Sob a gestão do presidente Donald Trump, os Estados Unidos aceleraram a implementação de inteligência artificial e sistemas robóticos autônomos nas forças armadas, marcando uma mudança significativa em relação às diretrizes da era Biden. A iniciativa visa fortalecer a vantagem estratégica americana frente a competidores como China e Rússia, com o Pentágono incentivando parcerias com o setor privado.
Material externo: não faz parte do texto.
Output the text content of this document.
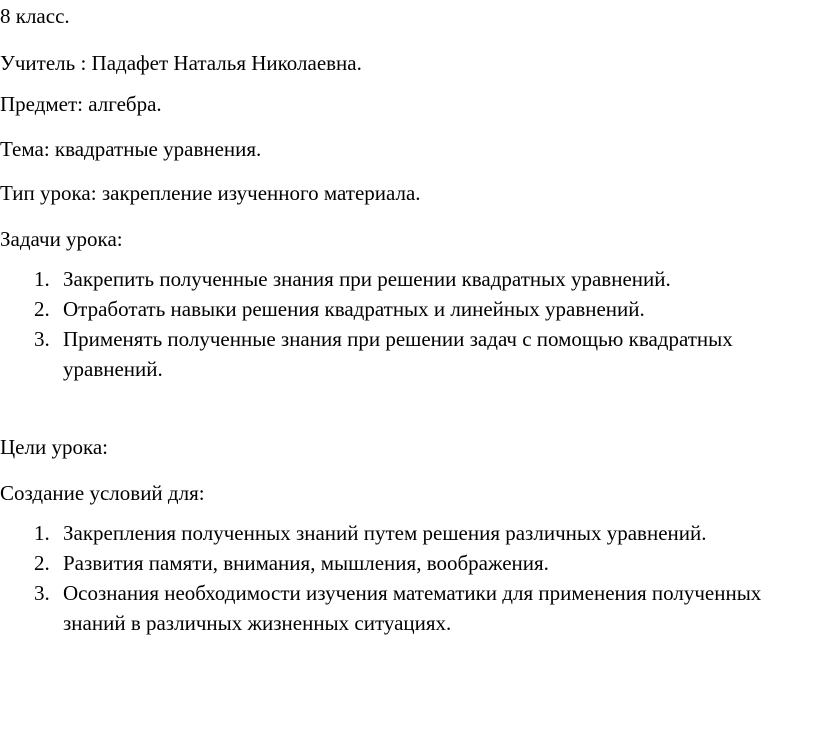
8 класс.
Учитель : Падафет Наталья Николаевна.
Предмет: алгебра.
Тема: квадратные уравнения.
Тип урока: закрепление изученного материала.
Задачи урока:
1. Закрепить полученные знания при решении квадратных уравнений.
2. Отработать навыки решения квадратных и линейных уравнений.
3. Применять полученные знания при решении задач с помощью квадратных уравнений.
Цели урока:
Создание условий для:
1. Закрепления полученных знаний путем решения различных уравнений.
2. Развития памяти, внимания, мышления, воображения.
3. Осознания необходимости изучения математики для применения полученных знаний в различных жизненных ситуациях.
Enquanto empresas como a OpenAI colaboram sob novas salvaguardas, outras, como a Anthropic, impuseram restrições ao uso de sua tecnologia em armas.
A rápida adoção dessas tecnologias, exemplificada por testes de robôs armados em cenários reais de conflito, tem provocado intensos debates éticos. Embora defensores argumentem que a automação aumenta a precisão em combate, críticos, incluindo líderes da ONU e o Papa Leão XIV, classificam o uso de armas autônomas como moralmente inaceitável, pressionando por um banimento internacional que ainda enfrenta resistência no Congresso americano.